In such scenes as these contests with bears, wolves, lions, crocodiles, the Baron is the chief actor, plays the part of comedian, but he is big enough to shed round himself a zone of comic light. The giant makes comedy as he walks; notably in St Petersburg, he runs from a mad dog, discarding his fur coat in his hurry, and that, so far as he is concerned, is the end of the adventure. But a comic fate pursues Muenchausen, for his fur coat, bitten by the mad dog, develops hydrophobia, leaps at and destroys companion clothing, until its master arrives in time to see it 'falling upon a fine full-dress suit which _he_ shook and tossed in an unmerciful manner.' That is an example of the comic zone in which Muenchausen revolves; round him the inanimate breathes, is animated by his own life-lust until the 'it' of things vanishes into the magic 'he.'

It is a pity, from the purely comic point of view, that the Baron should so uniformly dominate circumstances. A victorious hero is seldom so mirth-making as is the ridiculous and ridiculed Tartarin; we find relief when Muenchausen fails to throw a piece of ordnance across the Dardanelles, and when he shatters his chariot against the rock he thus decapitates and makes into Table Mountain. His failure, injurious to his gigantic quality, is essential to his comic quality, for the reader often cries out, in presence of his flaming victories: Accursed sun! Will you never set? But the sun of Muenchausen will never set. For a moment it may be obscured by a passing cloud, while its powerful rays rebelliously glow through the clot of mist and maintain the outline of the Baron's wicked little eye, but set it cannot: is it not in its master's power to juggle with moons and arrest the steeds of Apollo?

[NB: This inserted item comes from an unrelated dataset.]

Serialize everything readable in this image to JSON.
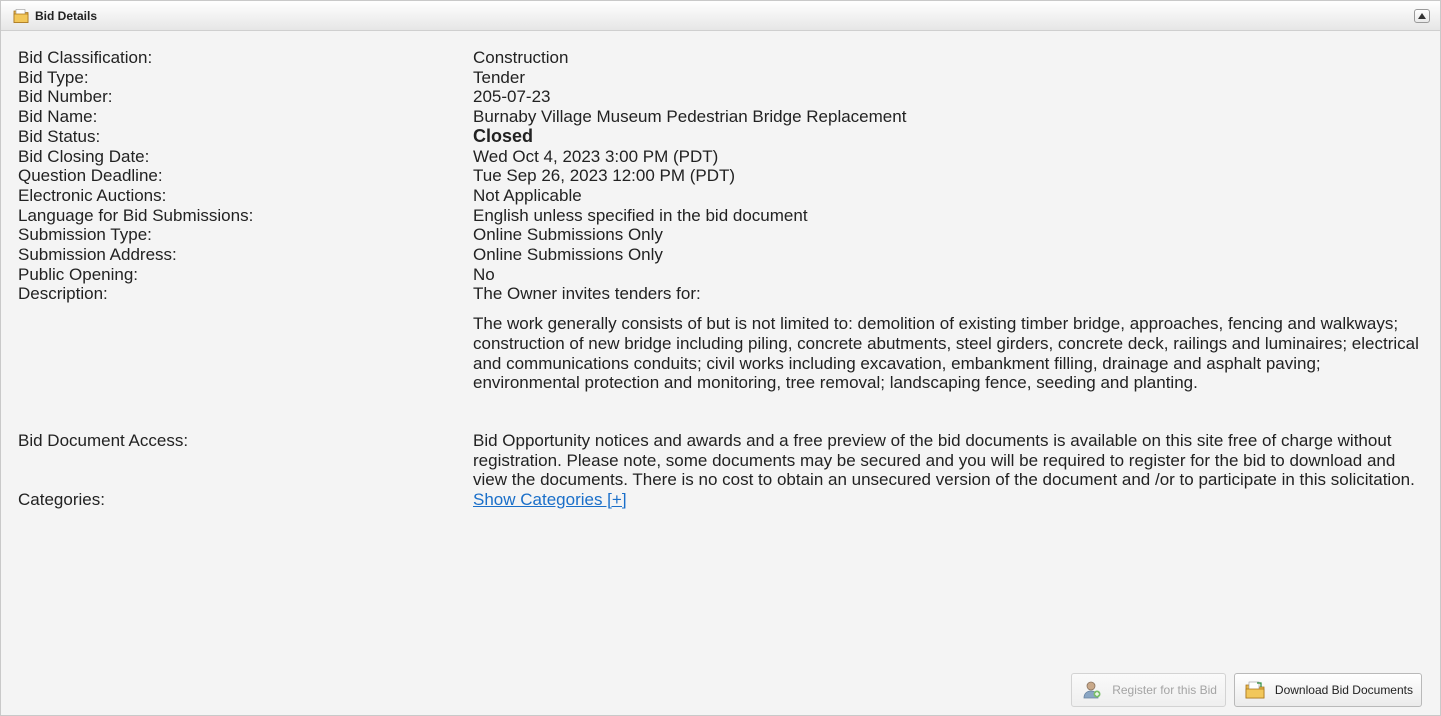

Demigodly, the giant must see but not judge, for one cannot judge when one is so far away. Thus Muenchausen has but few sneers for little mankind; he observes that the people of an island choose as governors a man and his wife who were 'plucking cucumbers on a tree' because they fell from the tree on the tyrant of the isle and destroyed him, but he does not seem to see anything singular in this method of government. Nor has he an express scoff for the College of Physicians because no deaths happened on earth while it was suspended in the air. The scoff is there, but it is not expressed by Muenchausen; he takes the earth in his hand, remarks 'Odd machine, this,' and lays it down again. And it may be too much to say 'odd'; though Muenchausen expresses astonishment from time to time it is not vacuous astonishment; it is reasonable, measured astonishment, that of a modern tourist in Baedekerland. Thus, in his view, politicians, rulers, pedagogues, apothecaries, explorers are not subjects for his sling: they are curiosities.

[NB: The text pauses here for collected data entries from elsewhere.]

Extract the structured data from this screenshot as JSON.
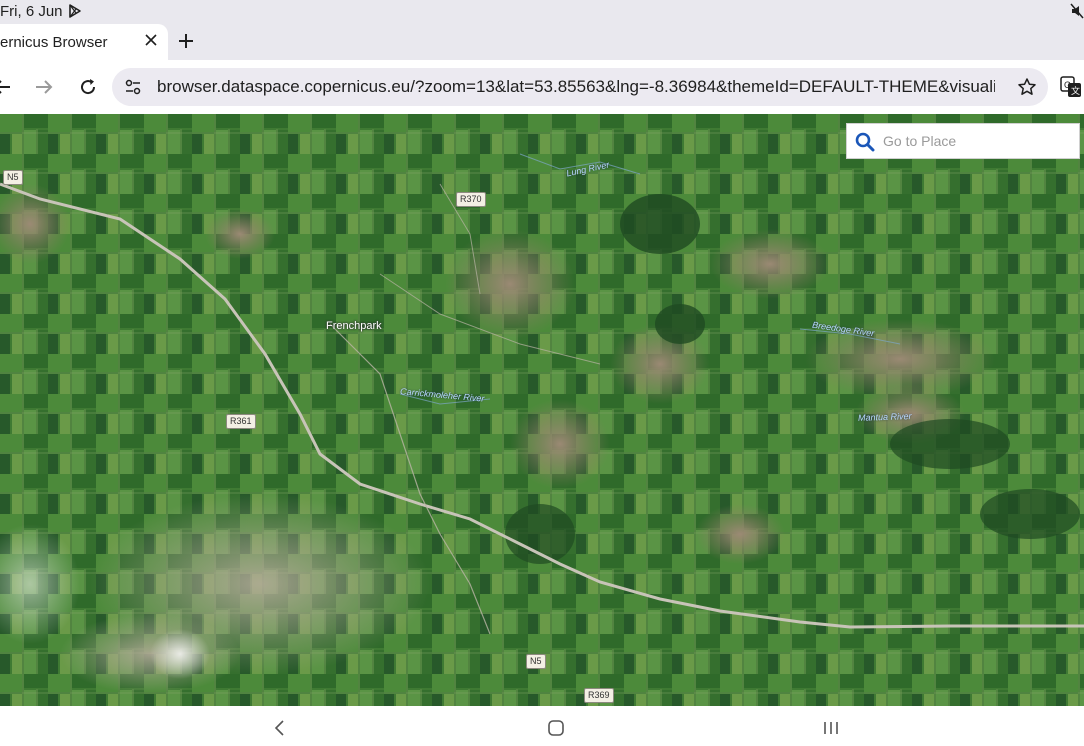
{
  "status_bar": {
    "time": "Fri, 6 Jun",
    "icons": [
      "play-store-icon",
      "mute-icon"
    ]
  },
  "tab": {
    "title": "ernicus Browser",
    "close_icon": "close-icon"
  },
  "toolbar": {
    "url": "browser.dataspace.copernicus.eu/?zoom=13&lat=53.85563&lng=-8.36984&themeId=DEFAULT-THEME&visualizati",
    "icons": [
      "back-icon",
      "forward-icon",
      "reload-icon",
      "site-info-icon",
      "bookmark-star-icon",
      "translate-icon"
    ]
  },
  "map": {
    "search_placeholder": "Go to Place",
    "places": [
      {
        "name": "Frenchpark"
      }
    ],
    "rivers": [
      {
        "name": "Lung River"
      },
      {
        "name": "Breedoge River"
      },
      {
        "name": "Carrickmoleher River"
      },
      {
        "name": "Mantua River"
      }
    ],
    "road_shields": [
      "N5",
      "R370",
      "R361",
      "N5",
      "R369"
    ]
  },
  "nav_bar": {
    "icons": [
      "back-nav-icon",
      "home-nav-icon",
      "recents-nav-icon"
    ]
  },
  "colors": {
    "omnibox_bg": "#eceaf1",
    "chrome_bg": "#e9e8ee",
    "accent": "#1a56b8"
  }
}
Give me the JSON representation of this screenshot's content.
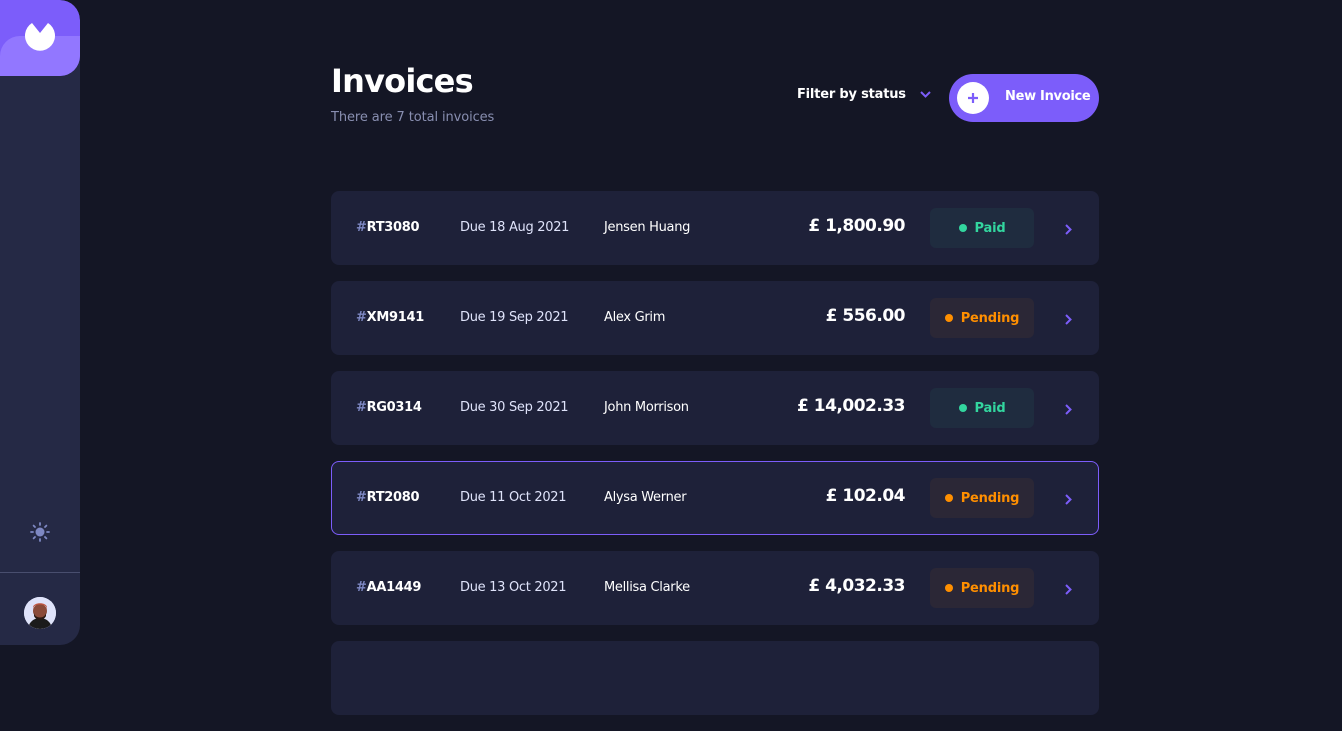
{
  "header": {
    "title": "Invoices",
    "subtitle": "There are 7 total invoices",
    "filter_label": "Filter by status",
    "new_button_label": "New Invoice"
  },
  "colors": {
    "accent": "#7c5dfa",
    "paid": "#33d69f",
    "pending": "#ff8f00",
    "background": "#141625",
    "card": "#1e2139"
  },
  "invoices": [
    {
      "hash": "#",
      "id": "RT3080",
      "due": "Due 18 Aug 2021",
      "client": "Jensen Huang",
      "amount": "£ 1,800.90",
      "status": "Paid"
    },
    {
      "hash": "#",
      "id": "XM9141",
      "due": "Due 19 Sep 2021",
      "client": "Alex Grim",
      "amount": "£ 556.00",
      "status": "Pending"
    },
    {
      "hash": "#",
      "id": "RG0314",
      "due": "Due 30 Sep 2021",
      "client": "John Morrison",
      "amount": "£ 14,002.33",
      "status": "Paid"
    },
    {
      "hash": "#",
      "id": "RT2080",
      "due": "Due 11 Oct 2021",
      "client": "Alysa Werner",
      "amount": "£ 102.04",
      "status": "Pending"
    },
    {
      "hash": "#",
      "id": "AA1449",
      "due": "Due 13 Oct 2021",
      "client": "Mellisa Clarke",
      "amount": "£ 4,032.33",
      "status": "Pending"
    }
  ]
}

He stares at these curiosities with simple wonder. He does not see the world as a joke, but as an earnest and extraordinary thing. He is always ready to be mildly surprised and he is never sceptical; that is, he never doubts the possibility of the impossible when it happens to him: he gravely doubts it when it happens to anybody else. Thus it is clear that he does not think much of Mr Lemuel Gulliver, that his chief enemy is his old rival Baron de Tott. If he were not so polite Muenchausen would call de Tott a plain liar; he refrains and merely outstrips the upstart, as a gentleman should do. Muenchausen sees the world in terms of himself; he would have no faith in the marvellous escapes of von Trenck, Jack Sheppard, and Monte Cristo. 'I,' says Muenchausen, and the rivals may withdraw. He does not even fear imitation, and if he were confronted with Dickens's story of the lunars in _Household Words_, or with his French imitator, M. de Crac, he would chivalrously say: 'Most creditable, but I....' Nothing in Muenchausen is so colossal as his 'I.' Like the Gauls he fears naught, save that the sky will fall upon his head, and I am not sure that he fears even that: the accident might enable him to make interesting notes on heaven.

There is, perhaps, unjustified levity in this surmise of mine, for Muenchausen is a pious man. When, in Russia, he covers an old man with his cloak, a voice from heaven calls to him: 'You will be rewarded, my son, for this in time.' It must have been the voice of St Hubert, the patron to whom Muenchausen readily paid his homage, for Muenchausen simply believed in him, liked to think that 'some passionate holy sportsman, or sporting abbot or bishop, may have shot, planted, and fixed the cross between the antlers of St Hubert's stag.' But his piety is personal; he believes that the voice is for him alone, that St Hubert is his own saint. Gigantic Muenchausen shuts out his own view of the world. His shadow falls upon and obscures it. That is why he so continuously brags. The most resolute horseman shrinks from a wild young horse, but Muenchausen tames him in half an hour and makes him dance on the tea-table without breaking a single cup; the Grand Seignior discards his own envoy and employs him on State business at Cairo; he makes a cannon off a cannon-ball, 'having long studied the art of gunnery'; he does away (in his third edition) with the French persecutors of Marie Antoinette. He, always he, is the actor; he is not the chief actor, he is the sole actor, and the rest of the world is the audience.

So simply and singly does he believe in himself that his gigantic quality is assured. He disdains to imitate; when confined in the belly of the great fish he does not wait like Sindbad, or wait and pray like Jonah: Baron Muenchausen dances a hornpipe. He is quite sure that he will escape from the fish: the fish is large, but not large enough to contain the spirit of a Muenchausen; and he is sure that the story is true. There is nothing in any adventure to show that the Baron doubted its accuracy, and we must not conclude from his threat in Chapter VIII.: 'If any gentleman will say he doubts the truth of this story, I will fine him a gallon of brandy and make him drink it at one draught,' that he knew himself for a liar. As a man of the world he recognised that his were wonderful stories, and he expected to encounter unbelief, but he did not encounter it within himself. No, Muenchausen accepted his own enormity, gravely believed that he 'made it a rule always to speak within compass.' If he winked at the world as he told his tales it was not because he did not believe in them; he winked because he was gay and, mischievously enough, liked to keep the world on the tenterhooks of scepticism and gullibility. He did not even truckle to his audience, try to be in any way consistent; thus, when entangled with the eagle he rides in the branches of a tree, he dares not jump for fear of being killed ... while he has previously fallen with impunity some five miles, on his descent from the moon, with such violence as to dig a hole nine fathoms deep.